河井継之助 その人物 1⃣ 徳富蘇峰の回顧から

幕末史

歴史の話として、幕末に活躍した河合継之助についてお話しします。

河井は、いわゆる佐幕側に属した人物で、徳川譜代の長岡藩牧野家の家老でした。彼は開明的で、攘夷を愚物と馬鹿にし、早くから開国と富国強兵の重要性を理解していました。おそらく、薩長側のどの人物よりもそのことを理解していたのではないかと思います。

しかし、戊辰戦争の際、当初は武装中立を掲げましたが、薩長側に相手にされず、やむなく佐幕側の「奥羽越列藩同盟」に属して戦いました。結果として薩長軍に大打撃を与えましたが、最終的には敗れ、命を落としました。

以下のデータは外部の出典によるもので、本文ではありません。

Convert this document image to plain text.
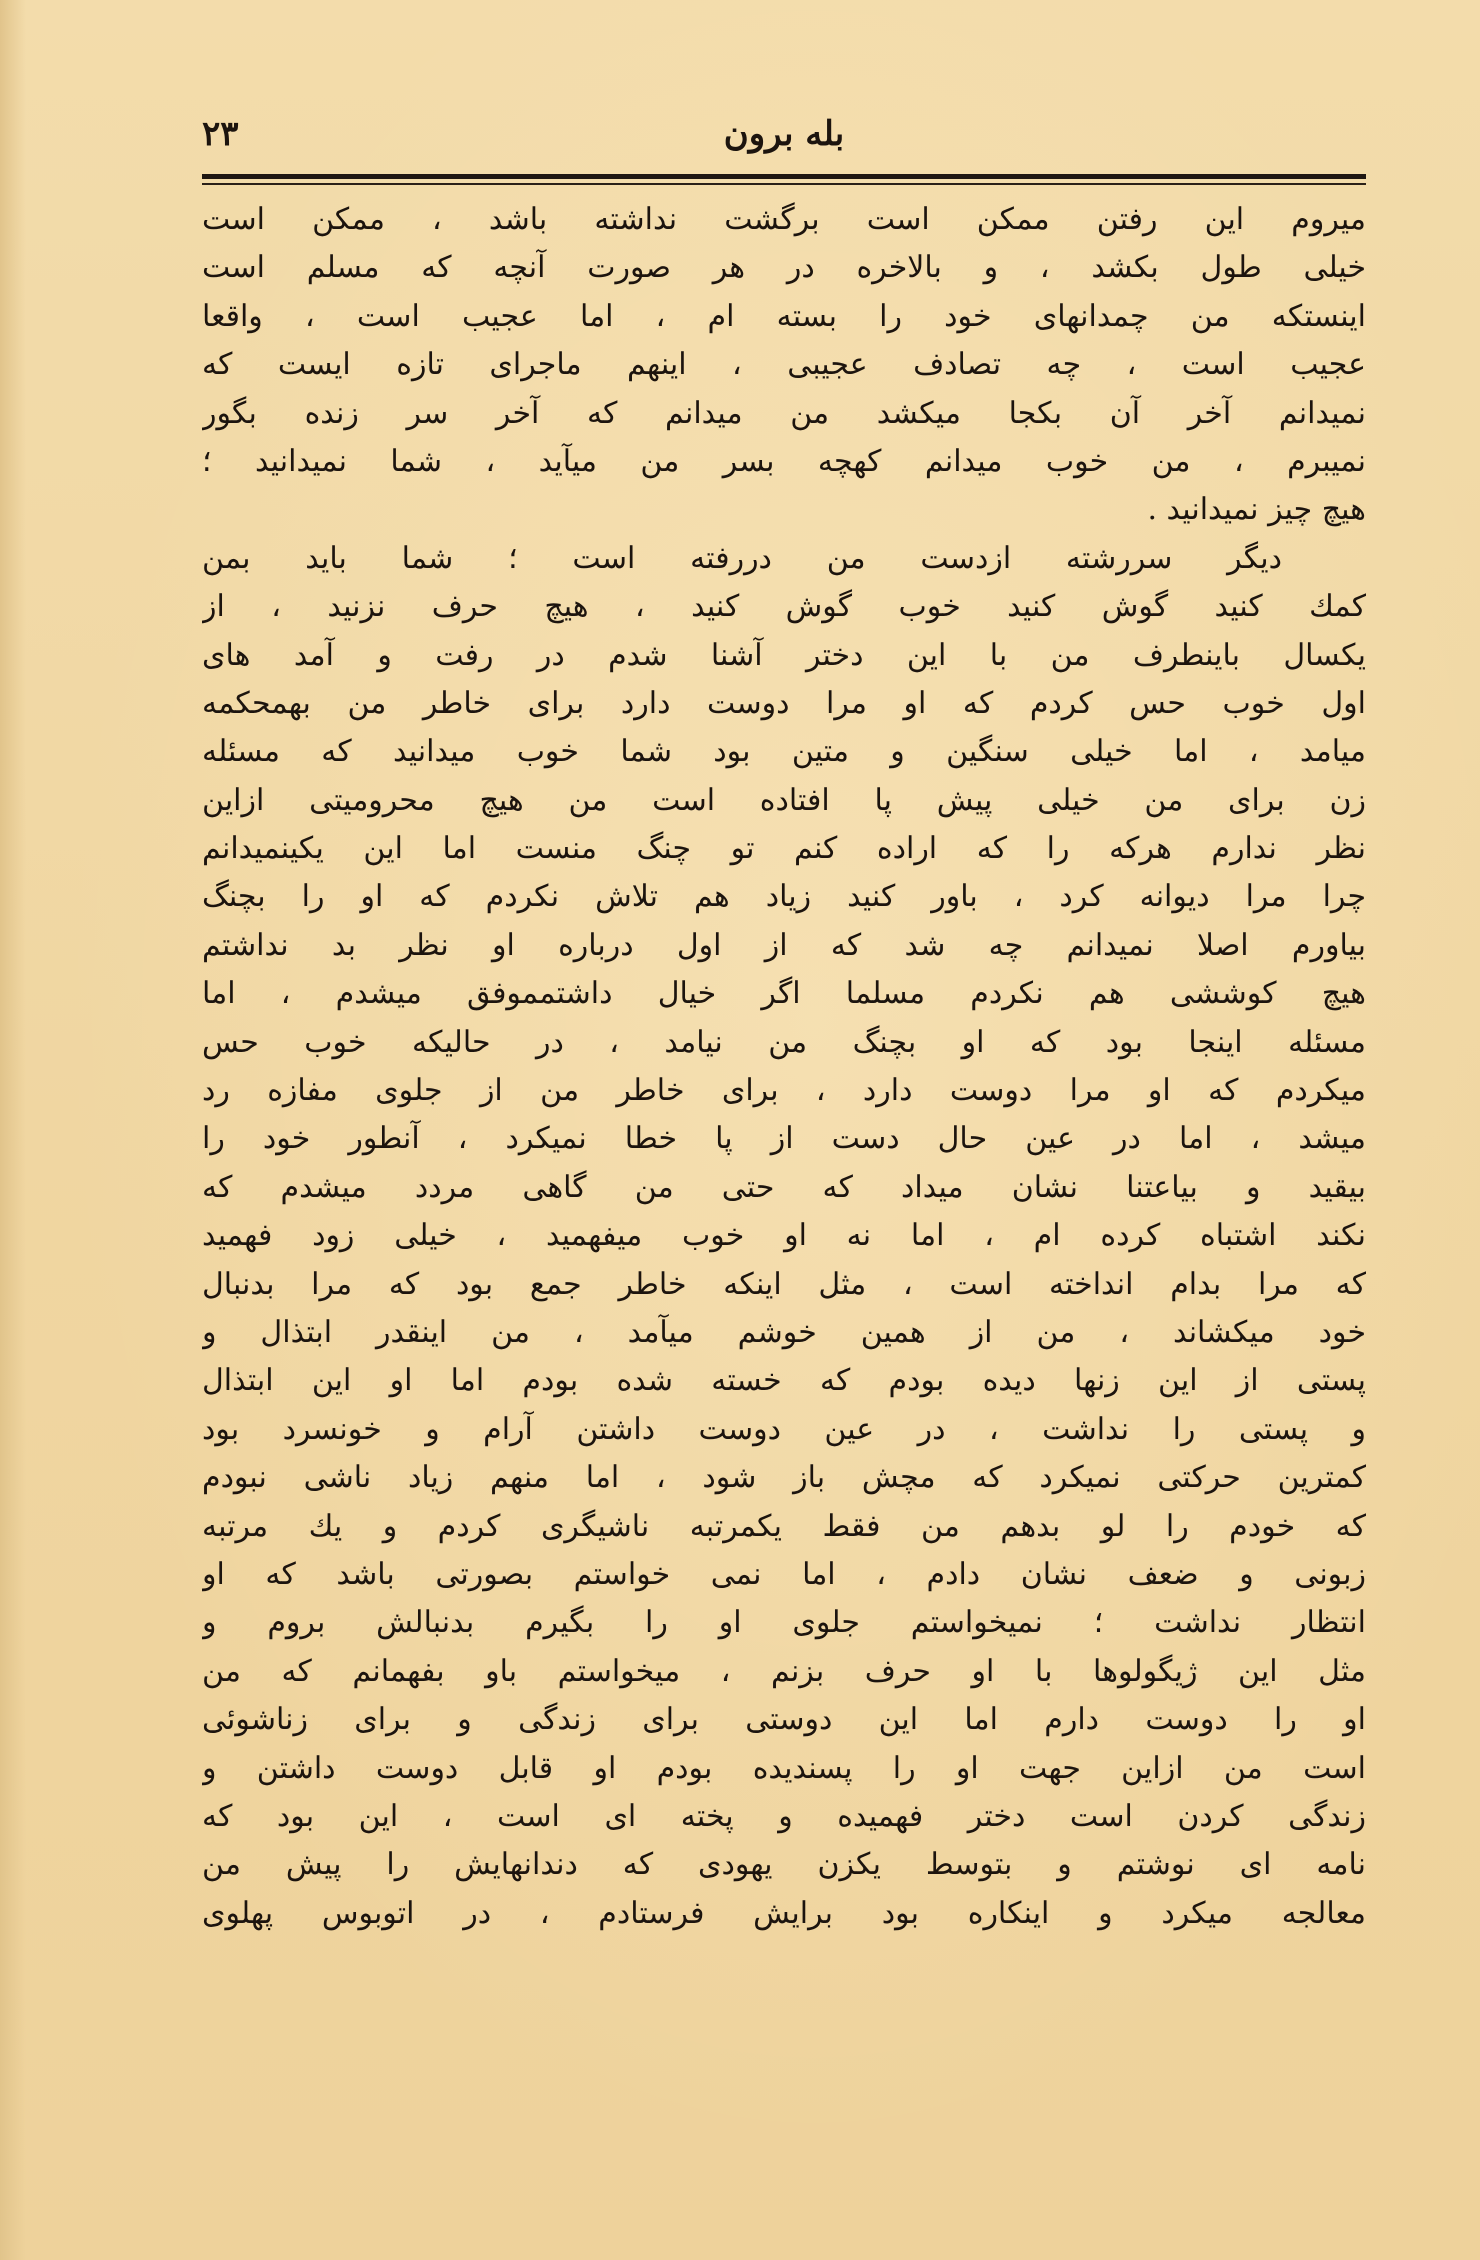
بله برون
۲۳
میروم این رفتن ممکن است برگشت نداشته باشد ، ممکن است
خیلی طول بکشد ، و بالاخره در هر صورت آنچه که مسلم است
اینستکه من چمدانهای خود را بسته ام ، اما عجیب است ، واقعا
عجیب است ، چه تصادف عجیبی ، اینهم ماجرای تازه ایست که
نمیدانم آخر آن بکجا میکشد من میدانم که آخر سر زنده بگور
نمیبرم ، من خوب میدانم کهچه بسر من میآید ، شما نمیدانید ؛
هیچ چیز نمیدانید .
دیگر سررشته ازدست من دررفته است ؛ شما باید بمن
کمك کنید گوش کنید خوب گوش کنید ، هیچ حرف نزنید ، از
یکسال باینطرف من با این دختر آشنا شدم در رفت و آمد های
اول خوب حس کردم که او مرا دوست دارد برای خاطر من بهمحکمه
میامد ، اما خیلی سنگین و متین بود شما خوب میدانید که مسئله
زن برای من خیلی پیش پا افتاده است من هیچ محرومیتی ازاین
نظر ندارم هرکه را که اراده کنم تو چنگ منست اما این یکینمیدانم
چرا مرا دیوانه کرد ، باور کنید زیاد هم تلاش نکردم که او را بچنگ
بیاورم اصلا نمیدانم چه شد که از اول درباره او نظر بد نداشتم
هیچ کوششی هم نکردم مسلما اگر خیال داشتمموفق میشدم ، اما
مسئله اینجا بود که او بچنگ من نیامد ، در حالیکه خوب حس
میکردم که او مرا دوست دارد ، برای خاطر من از جلوی مفازه رد
میشد ، اما در عین حال دست از پا خطا نمیکرد ، آنطور خود را
بیقید و بیاعتنا نشان میداد که حتی من گاهی مردد میشدم که
نکند اشتباه کرده ام ، اما نه او خوب میفهمید ، خیلی زود فهمید
که مرا بدام انداخته است ، مثل اینکه خاطر جمع بود که مرا بدنبال
خود میکشاند ، من از همین خوشم میآمد ، من اینقدر ابتذال و
پستی از این زنها دیده بودم که خسته شده بودم اما او این ابتذال
و پستی را نداشت ، در عین دوست داشتن آرام و خونسرد بود
کمترین حرکتی نمیکرد که مچش باز شود ، اما منهم زیاد ناشی نبودم
که خودم را لو بدهم من فقط یکمرتبه ناشیگری کردم و یك مرتبه
زبونی و ضعف نشان دادم ، اما نمی خواستم بصورتی باشد که او
انتظار نداشت ؛ نمیخواستم جلوی او را بگیرم بدنبالش بروم و
مثل این ژیگولوها با او حرف بزنم ، میخواستم باو بفهمانم که من
او را دوست دارم اما این دوستی برای زندگی و برای زناشوئی
است من ازاین جهت او را پسندیده بودم او قابل دوست داشتن و
زندگی کردن است دختر فهمیده و پخته ای است ، این بود که
نامه ای نوشتم و بتوسط یکزن یهودی که دندانهایش را پیش من
معالجه میکرد و اینکاره بود برایش فرستادم ، در اتوبوس پهلوی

司馬遼太郎氏の小説『峠』で一躍有名になった河井継之助。その魅力について語っていきたいと思います。まずは徳富蘇峰の回顧から見ていきます。

薩長側の誰よりも優れていた

徳富蘇峰という偉大な歴史家がいました。彼は河井継之助を非常に高く評価しており、西郷隆盛・大久保利通・木戸孝允の三人を「維新の三傑」と呼ぶ際、継之助はこの三傑を足したよりも大きいとは言わないまでも、三等分したよりもその人物が大きかったのではないかと考えていました。

徳富蘇峰は56歳の時に『近世日本国民史』を書き始め、90歳の時に全百巻を完成させた人物です。長州出身の首相経験者桂太郎や、薩摩出身の松方正義の懐刀としても著名でした。このように薩長の人士と非常に親しい人物が、晩年に継之助を高く評価していることは注目すべきことです。

牧野家の家老として最後まで振舞う

河井継之助の生き方を考えると、当時の幕末における人々の考え方は主に二通りあったと思われます。

一つは、一個の独立した人間として広く天下を相手に生きるという方向です。多くの脱藩浪人がこのような考え方を持っていました。坂本龍馬や清河八郎などがその代表例です。彼らは時代を見通し、藩の枠に束縛されずに自由に生きたいと願う人々でした。

もう一つの生き方は、従来の関係を大切にし、藩士として藩ぐるみの新しい時代に適応していく方法を考えることです。河井継之助の生き方は後者に該当します。彼の頭の中には、常に徳川譜代の牧野家の家臣であるという意識が最後まで残っていました。

先進的な思考と義理を重んじるバランスの果に

牧野家は、いわゆる三河国松平村から出てきたものであり、立派な徳川譜代の家臣です。この三河武士は剛毅朴訥であり、非常に一本気で質実剛健な性質を持っています。そのため、時代に対する目先や小手先の対応は不得意かもしれませんが、大事に対しては肝が据わっていると言えるでしょう。

長岡藩は表高7万4千石の中藩ですが、家格は比較的高いです。徳川幕府の中における地位も非常に高く、特に幕末には歴代の藩侯が三代続けて京都所司代を務め、老中も勤めていました。所司代を卒業すれば老中になれる家柄であり、徳川氏の藩屏として非常に幕府に重きを置かれた藩です。さらに、牧野候の初代は徳川十七将の一員として名を馳せた徳川武士でもあります。

このような背景から、継之助は後年の戊辰戦争という国家の大事に際して、まず徳川氏に対する「義理」を考えました。継之助には天下の大勢を見通す力があったため、王政維新に協力して近代国家の建設に寄与する生き方もあったでしょう。しかし、徳川氏が不当に圧迫された場合には、一藩をあげて徳川氏のために弁護しなければならないと考えることを優先しました。

これをもって継之助が保守反動であったとは決して言えません。河井継之助が藩政に当たって行った数々の改革を見れば、彼が非常に進歩的で革新的な人物であったことがわかります。やはり、継之助が従来の二百数十年間の牧野家と徳川家の関係を断ち切ってしまうわけにはいかないと、浮世の「義理」を重んじて行動したことが、戊辰の時の河井の行動につながったのだと思います。